[governance] China's next-generation internet is a world-beater - tech - 10 March 2013 - New Scientist

Nick Ashton-Hart nashton at consensus.pro
Wed Mar 13 04:03:19 EDT 2013


No. My point is that multilateral treatymaking is not done in advance of, but rather after, social and political change and as a means of recognising those changes and that the largest changes are made in cases where general warfare or other serious economic or socially-disruptive events have taken place.
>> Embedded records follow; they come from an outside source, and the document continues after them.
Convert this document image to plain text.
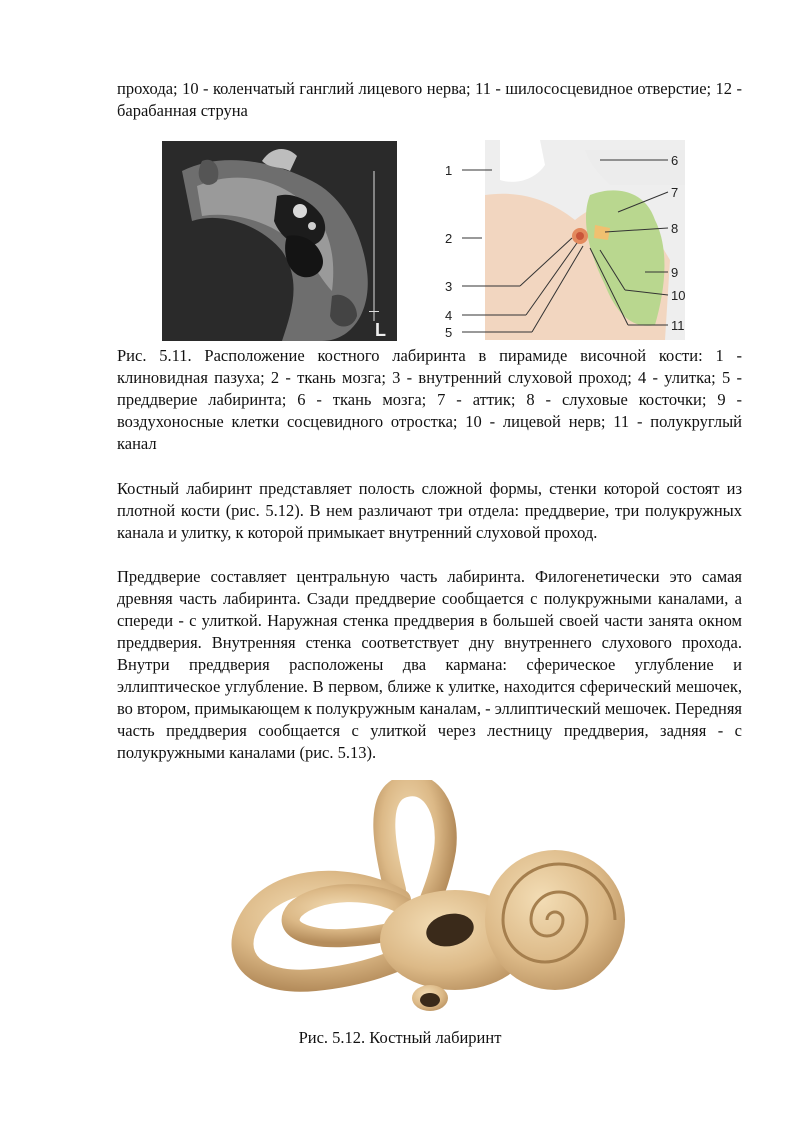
прохода; 10 - коленчатый ганглий лицевого нерва; 11 - шилососцевидное отверстие; 12 - барабанная струна

L
1
2
3
4
5
6
7
8
9
10
11

Рис. 5.11. Расположение костного лабиринта в пирамиде височной кости: 1 - клиновидная пазуха; 2 - ткань мозга; 3 - внутренний слуховой проход; 4 - улитка; 5 - преддверие лабиринта; 6 - ткань мозга; 7 - аттик; 8 - слуховые косточки; 9 - воздухоносные клетки сосцевидного отростка; 10 - лицевой нерв; 11 - полукруглый канал

Костный лабиринт представляет полость сложной формы, стенки которой состоят из плотной кости (рис. 5.12). В нем различают три отдела: преддверие, три полукружных канала и улитку, к которой примыкает внутренний слуховой проход.

Преддверие составляет центральную часть лабиринта. Филогенетически это самая древняя часть лабиринта. Сзади преддверие сообщается с полукружными каналами, а спереди - с улиткой. Наружная стенка преддверия в большей своей части занята окном преддверия. Внутренняя стенка соответствует дну внутреннего слухового прохода. Внутри преддверия расположены два кармана: сферическое углубление и эллиптическое углубление. В первом, ближе к улитке, находится сферический мешочек, во втором, примыкающем к полукружным каналам, - эллиптический мешочек. Передняя часть преддверия сообщается с улиткой через лестницу преддверия, задняя - с полукружными каналами (рис. 5.13).

Рис. 5.12. Костный лабиринт
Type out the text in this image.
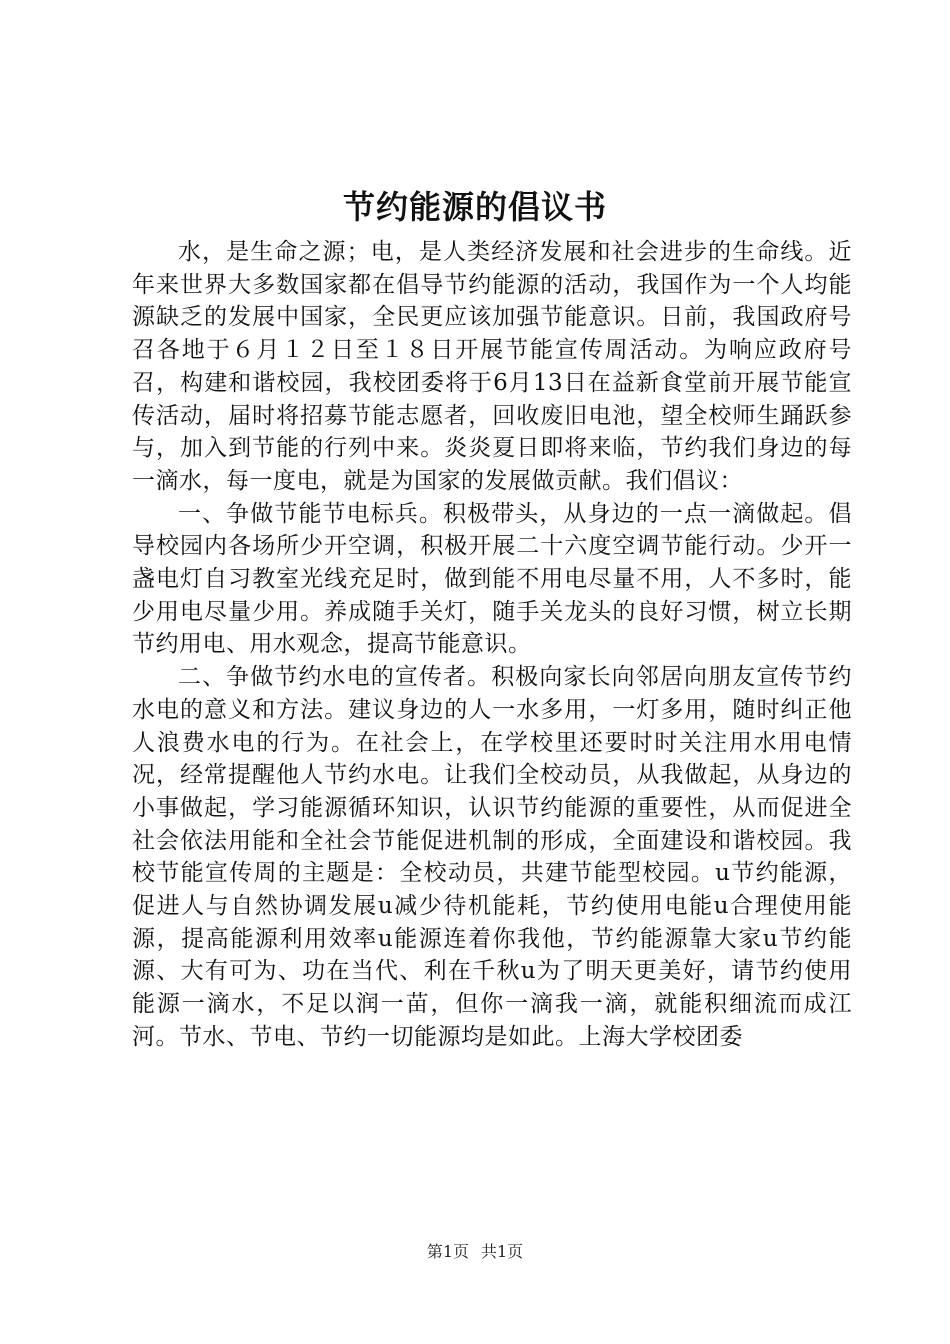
节约能源的倡议书

水，是生命之源；电，是人类经济发展和社会进步的生命线。近年来世界大多数国家都在倡导节约能源的活动，我国作为一个人均能源缺乏的发展中国家，全民更应该加强节能意识。日前，我国政府号召各地于６月１２日至１８日开展节能宣传周活动。为响应政府号召，构建和谐校园，我校团委将于6月13日在益新食堂前开展节能宣传活动，届时将招募节能志愿者，回收废旧电池，望全校师生踊跃参与，加入到节能的行列中来。炎炎夏日即将来临，节约我们身边的每一滴水，每一度电，就是为国家的发展做贡献。我们倡议：

一、争做节能节电标兵。积极带头，从身边的一点一滴做起。倡导校园内各场所少开空调，积极开展二十六度空调节能行动。少开一盏电灯自习教室光线充足时，做到能不用电尽量不用，人不多时，能少用电尽量少用。养成随手关灯，随手关龙头的良好习惯，树立长期节约用电、用水观念，提高节能意识。

二、争做节约水电的宣传者。积极向家长向邻居向朋友宣传节约水电的意义和方法。建议身边的人一水多用，一灯多用，随时纠正他人浪费水电的行为。在社会上，在学校里还要时时关注用水用电情况，经常提醒他人节约水电。让我们全校动员，从我做起，从身边的小事做起，学习能源循环知识，认识节约能源的重要性，从而促进全社会依法用能和全社会节能促进机制的形成，全面建设和谐校园。我校节能宣传周的主题是：全校动员，共建节能型校园。u节约能源，促进人与自然协调发展u减少待机能耗，节约使用电能u合理使用能源，提高能源利用效率u能源连着你我他，节约能源靠大家u节约能源、大有可为、功在当代、利在千秋u为了明天更美好，请节约使用能源一滴水，不足以润一苗，但你一滴我一滴，就能积细流而成江河。节水、节电、节约一切能源均是如此。上海大学校团委

第1页 共1页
On 13 Mar 2013, at 08:35, "michael gurstein" <gurstein at gmail.com> wrote:

> Nick,
>  
> Do I understand you to be saying that it is your preference that the rules/law governing the Internet be made bi-laterally between China and the US?
>  
> M
>  
> From: governance-request at lists.igcaucus.org [mailto:governance-request at lists.igcaucus.org] On Behalf Of Nick Ashton-Hart
> Sent: Tuesday, March 12, 2013 11:21 PM
> To: governance at lists.igcaucus.org; parminder
> Subject: Re: [governance] China's next-generation internet is a world-beater - tech - 10 March 2013 - New Scientist
>  
> Dear Parminder, see below
> 
> -- 
> Regards,
>  
> Nick 
>  
> Sent from my one of my handheld thingies, please excuse typos. If you want to schedule some time to talk, try this: http://meetme.so/nashton
> 
> On 13 Mar 2013, at 06:19, parminder <parminder at itforchange.net> wrote:
> 
> I've snipped the rest to focus on this point, which seems (to me, clearly others may see things differently) the most significant of your post.
>  
> Let's accept for the moment that what you say is a true statement. Why would you see treaty-making as likely to counter these impacts, given the scenario you posit? In fact, a treaty, in this case, would be likely to cast in stone the very inequalities and dangers that you see.
>  
> Treaty-making, in my 20+ years of experience, is largely a codification of existing practice, not an evolution to create a new global situation: governments are simply unwilling to do much that changes their existing legal system profoundly excepting very rarely and then only because of a massive external threat or stress - which the negotiation is designed to deal with. 
>  
> What is happening at the larger social-structural level, and which I consider as the greatest threat to democracy, is a clear move from public governance, based on social contract, to private governance, based on private, interest-based, contracts. And the shift is rather systemic. It is obviously strongly supported, in fact instigated, by global capital which finds the biggest challenge to its domination of all aspects of our lives in the universal values of equity, fraternity and solidarity, that underlie public governance systems.